Unexplainable NaN loss

I am currently trying to train a triplet-based variational autoencoder.

I used 5-fold cross-validation during which I encountered instabilities during training only with the last two splits for the largest model configuration. Otherwise, training worked well.

Now I am trying to train my models on the full dataset. During training I report the mean training loss after every epoch. From the first epoch on, the reported loss is NaN. However, when checking the mean loss of every individual batch, there are usually no NaN values at all for the first epoch although the final reported loss is always NaN.

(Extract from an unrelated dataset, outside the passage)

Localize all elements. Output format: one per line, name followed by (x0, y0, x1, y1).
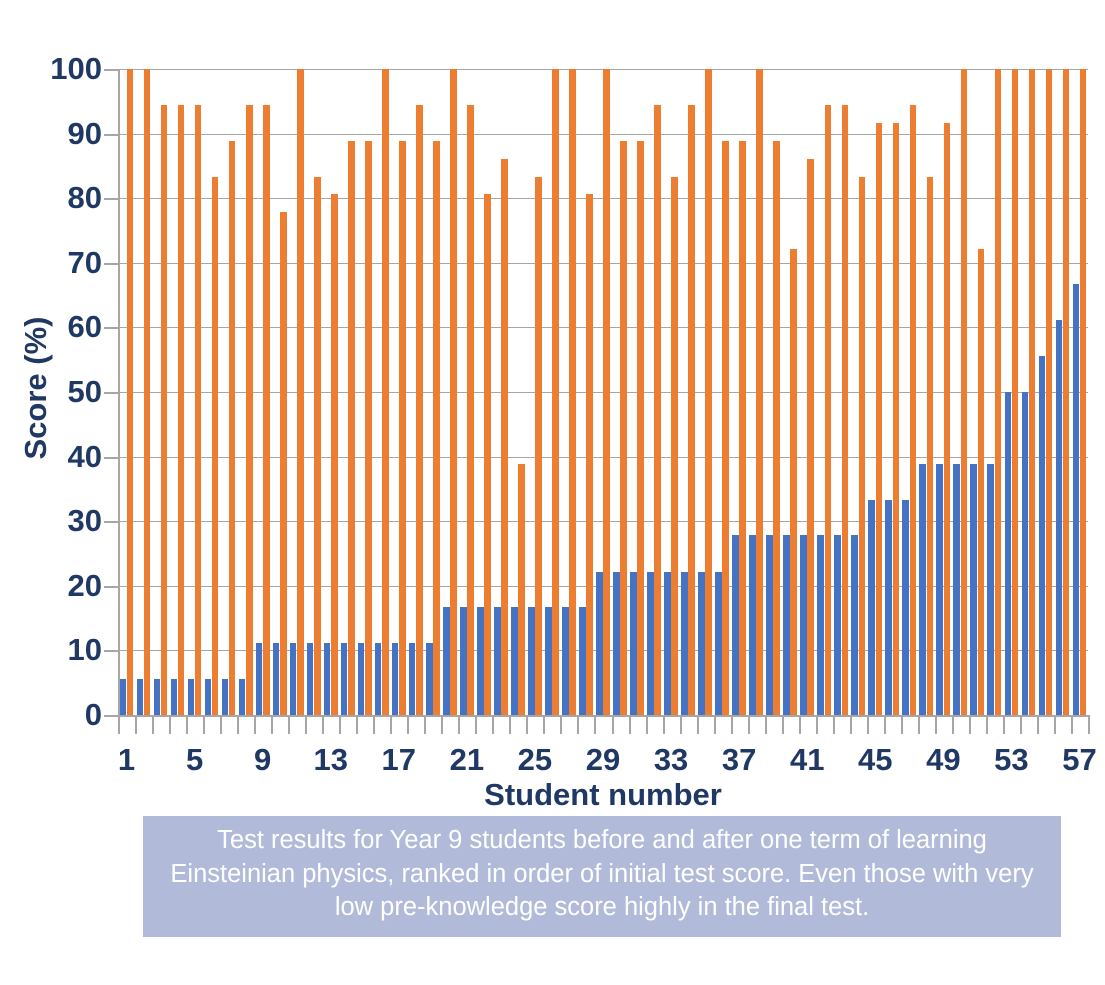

Afterwards, usually within the second epoch all loss values also within individual batches become NaN after which the model never recovers. Interestingly, I never encounter just a few NaNs in a batch. There are no NaNs at first (as described above) after which there are only NaNs.

I have already tried decreasing the learning rate and clipping the gradients to no avail. I also checked almost every intermediate tensor for NaN values but the behaviour is the same as described, everything suddenly becomes NaN at a certain point. I attempted to find the culprit by using torch.autograd.set_detect_anomaly(True) which simply reported that a MulBackwards call received NaN as its first input. However, that didn’t get me anywhere.

I’m out of ideas. Do you have any ideas or suggestions?

1 Like

Can you create minimal code that repeats the issue?